The Uberization of Banks? Not so fast.

  • By Will Davis
  • Published 5/16/2016

There’s been much talk lately of the uberization of banking. Implicit in the term is that disruption is inevitable and the banking industry as we know it is dead. To fan the flames, SoFi recently launched their “bankless world” campaign with a high profile Super Bowl commercial.

First, let’s step back and marvel that the term “uberization” has made its way into the popular lexicon. Mind you, Uber wasn’t even a company six years ago — today, it’s valued greater than all taxi companies combined. Perfect case in point that banking is dead? Not exactly.

Yes, disruption usually leads to the death of incumbents. After all, you don’t see many phone books lying around these days — the interwebs solved for that. But why is banking different?

It’s different because banks hold deposits and lend off these deposits. This means that they take your money and lend it to me. You see, banks were “peer-2-peer” before “peer-2-peer” was a thing. There exists no more efficient means of sharing capital than the concept of a bank. And there’s also nothing more risky. If a bank can take my cash, multiply it by 10, and then lend it to you, they better make sure that you’re not too risky. Collectively, we’ve accepted this inherent tradeoff and have limited the risk bands banks can lend in.

Because we want banks to be risk-averse, we regulate the types of loans they can make. We can argue all day long if we’re in a period of over-regulation, but the concept of risk aversion in banking is sound. This is not to say risks shouldn’t be taken, only that certain types of risks shouldn’t be taken by banks. They should made by other types of lenders altogether.

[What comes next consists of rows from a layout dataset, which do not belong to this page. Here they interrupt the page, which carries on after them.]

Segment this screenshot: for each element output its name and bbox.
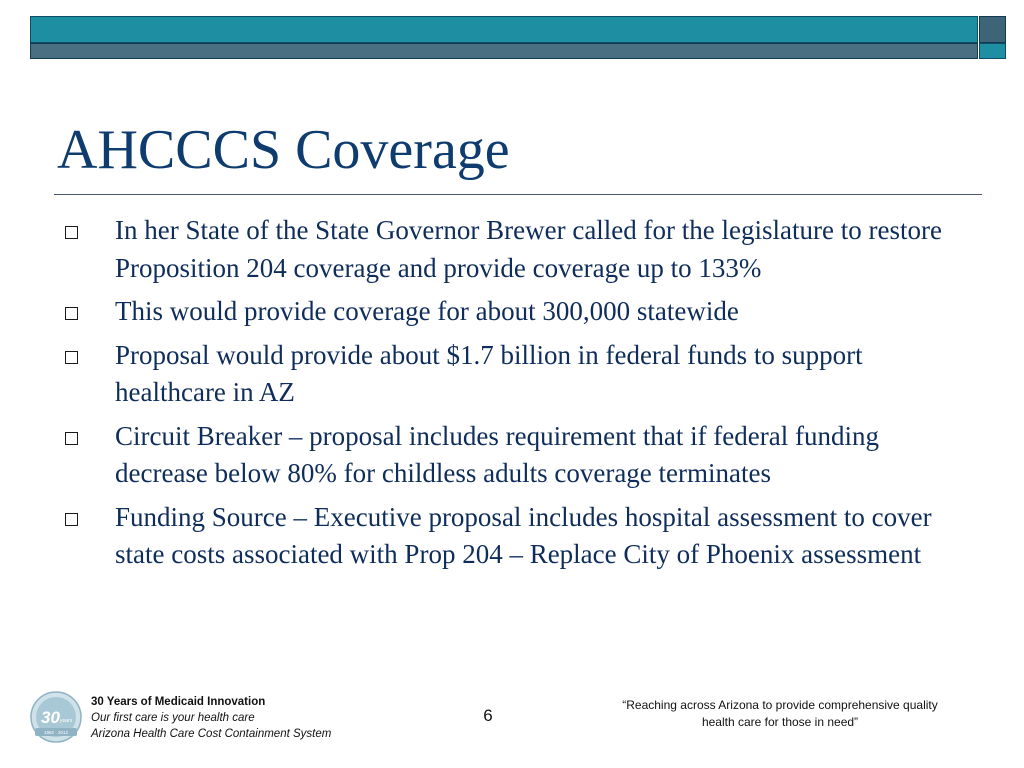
bullet-text: This would provide coverage for about 300,000 statewide (115, 296, 739, 326)
header-bar-top (30, 16, 978, 43)
bullet-list (60, 212, 960, 580)
bullet-item (60, 418, 960, 493)
bullet-item (60, 499, 960, 574)
bullet-text: Circuit Breaker – proposal includes requirement that if federal funding decrease below 80% for childless adults coverage terminates (115, 420, 879, 488)
footer-quote-line-2: health care for those in need” (701, 715, 859, 729)
bullet-item (60, 212, 960, 287)
header-square-bottom (979, 43, 1006, 59)
square-bullet-icon (65, 351, 78, 364)
header-bar-bottom (30, 43, 978, 59)
square-bullet-icon (65, 432, 78, 445)
square-bullet-icon (65, 513, 78, 526)
square-bullet-icon (65, 307, 78, 320)
logo-suffix: years (60, 718, 73, 724)
footer-line-3: Arizona Health Care Cost Containment System (91, 728, 332, 740)
footer-quote-line-1: “Reaching across Arizona to provide comprehensive quality (622, 698, 938, 712)
bullet-text: Funding Source – Executive proposal includes hospital assessment to cover state costs associated with Prop 204 – Replace City of Phoenix assessment (115, 501, 932, 569)
ahcccs-30-years-logo-icon (29, 690, 83, 744)
logo-years-range: 1982 · 2012 (43, 730, 69, 735)
footer-quote (588, 697, 972, 731)
page-number: 6 (483, 706, 493, 725)
slide-title: AHCCCS Coverage (57, 119, 510, 181)
square-bullet-icon (65, 226, 78, 239)
bullet-text: In her State of the State Governor Brewer called for the legislature to restore Proposition 204 coverage and provide coverage up to 133% (115, 215, 942, 283)
footer-line-2: Our first care is your health care (91, 712, 255, 724)
bullet-item (60, 337, 960, 412)
footer-line-1: 30 Years of Medicaid Innovation (91, 696, 266, 708)
title-divider (54, 194, 982, 195)
header-square-top (979, 16, 1006, 43)
footer-agency-info (91, 694, 331, 742)
logo-number: 30 (41, 708, 60, 727)
bullet-text: Proposal would provide about $1.7 billion in federal funds to support healthcare in AZ (115, 339, 863, 407)
bullet-item (60, 293, 960, 331)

This is why non-bank lenders exist. Since they procure their raw material from alternative sources, alternative lenders can take risks that banks should not. This type of capital procurement is less efficient than deposits, but it enables greater risks to be taken, and thus greater rewards to be made. Sophisticated investors supply the raw material of alternative lenders, and the Market ensures they are properly rewarded, or severely punished, for the risks they willingly take.

Yes, alternative lenders can outcompete banks on speed and user experience, but speed and user experience are not sustainable competitive advantages. They can be bought and sold like commodities. What cannot be disrupted is the inherent pricing efficiency of a depository lender. In fact, you could argue that it shouldn’t be.

Whenever the risk band of a loan matches the risk tolerance of a bank, the bank will always win on price. There will be periods when technology and innovation counterbalance pricing power, but pricing power will always win as the technology itself becomes commoditized — a type of Moore’s Law of innovation adoption.

On the flip side, banks can never compete with alternative lenders in the higher risk bands associated with non-depository capital. Its not as though they can’t catch up to innovation, it’s that they will be legally prohibited from competing in these risk bands. And rightly so.

Where there are overlapping risk bands, the markets will mete out the winner. Not because one outcompetes the other, but because the risk of the asset class will dictate the proper supply of capital.

So how should banks and alternative lenders work together? Shameless plug coming… just like Able is working with banks!

When Able partners with a bank, we do so because the bank cannot make the loan. Again, it’s not that the bank doesn’t want to, it’s usually because they are legally prohibited from doing so.

Instead of denying capital to the entrepreneur outright, the bank simply directs her to Able because we lend within a higher risk band. As the business becomes less risky over time, the entrepreneur simply refinances to a bank loan. In this equation, there’s no winner or loser — we’re simply allocating capital in the most efficient means possible, dictated by the risk of the business.

Of course, Able has fierce competition, but it’s not coming from banks. We’re competing with incumbent alternative lenders in the same way Uber and Airbnb primarily compete against their incumbents — first on price, then on user experience. Our unique lending model has made us the lowest cost non-bank lender in the nation.